Ed Fanning comments on two landmark New Jersey Supreme Court rulings in Law360’s report “New Jersey Cases to Watch in 2019.”
Ed co-authored an amicus brief with David Kott and presented oral argument before the court in favor of adopting the Daubert factor-based approach for determining the admissibility of expert testimony. He describes the court’s In Re: Accutane decision to use the stricter federal standard as a guide when evaluating the reliability of expert testimony as a “game changer” for civil case law.
“New Jersey has now joined the mainstream—39 other states, the District of Columbia, and our federal courts—in using the Daubert factor-based approach to expert admissibility in civil cases.
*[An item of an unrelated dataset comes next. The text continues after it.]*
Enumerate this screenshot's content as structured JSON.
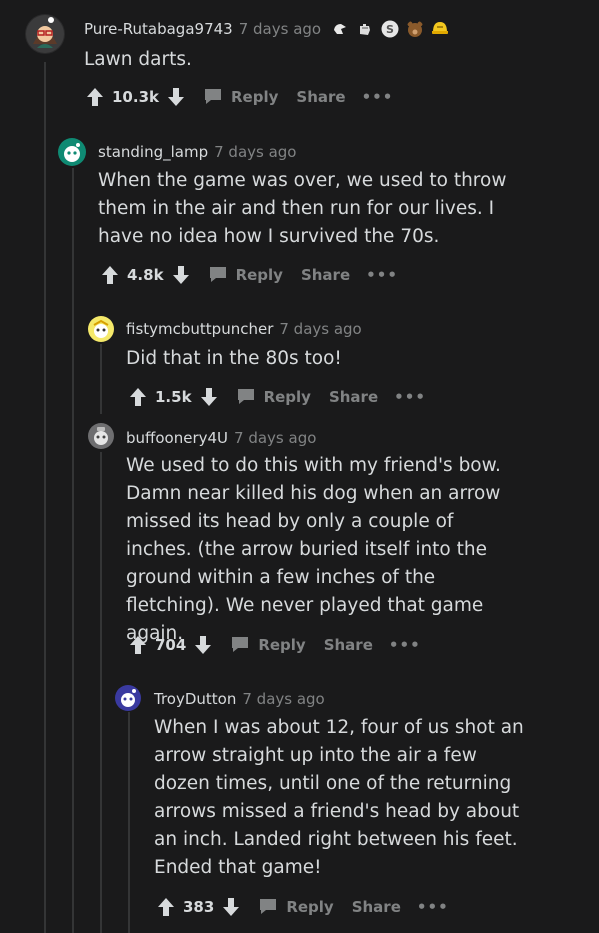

It requires that our trial judges be much more rigorous in their analysis and in their role as gatekeepers in excluding unproven and unreliable expert opinion testimony,” he told Law360.
The report also quotes Ed on another New Jersey Supreme Court ruling where McCarter also played a lead role. Ed Fanning and David Kott co-authored an amicus brief presented by David Kott before the court, which successfully argued that claims under New Jersey’s Truth-in-Consumer-Contract, Warranty and Notice Act (TCCWNA) should require that a plaintiff must suffer some adverse consequences to recover the $100 statutory TCCWNA penalty. Commenting on the Supreme Court’s ruling which held that, while illegal contract terms can be rendered unenforceable, they can’t trigger monetary relief unless customers were actually harmed, Ed said he has little doubt the federal appeals court will affirm the suits‘ dismissals. “This decision, thankfully, put the final nail in the coffin of these ridiculous no-injury TCCWNA cases,” he concluded.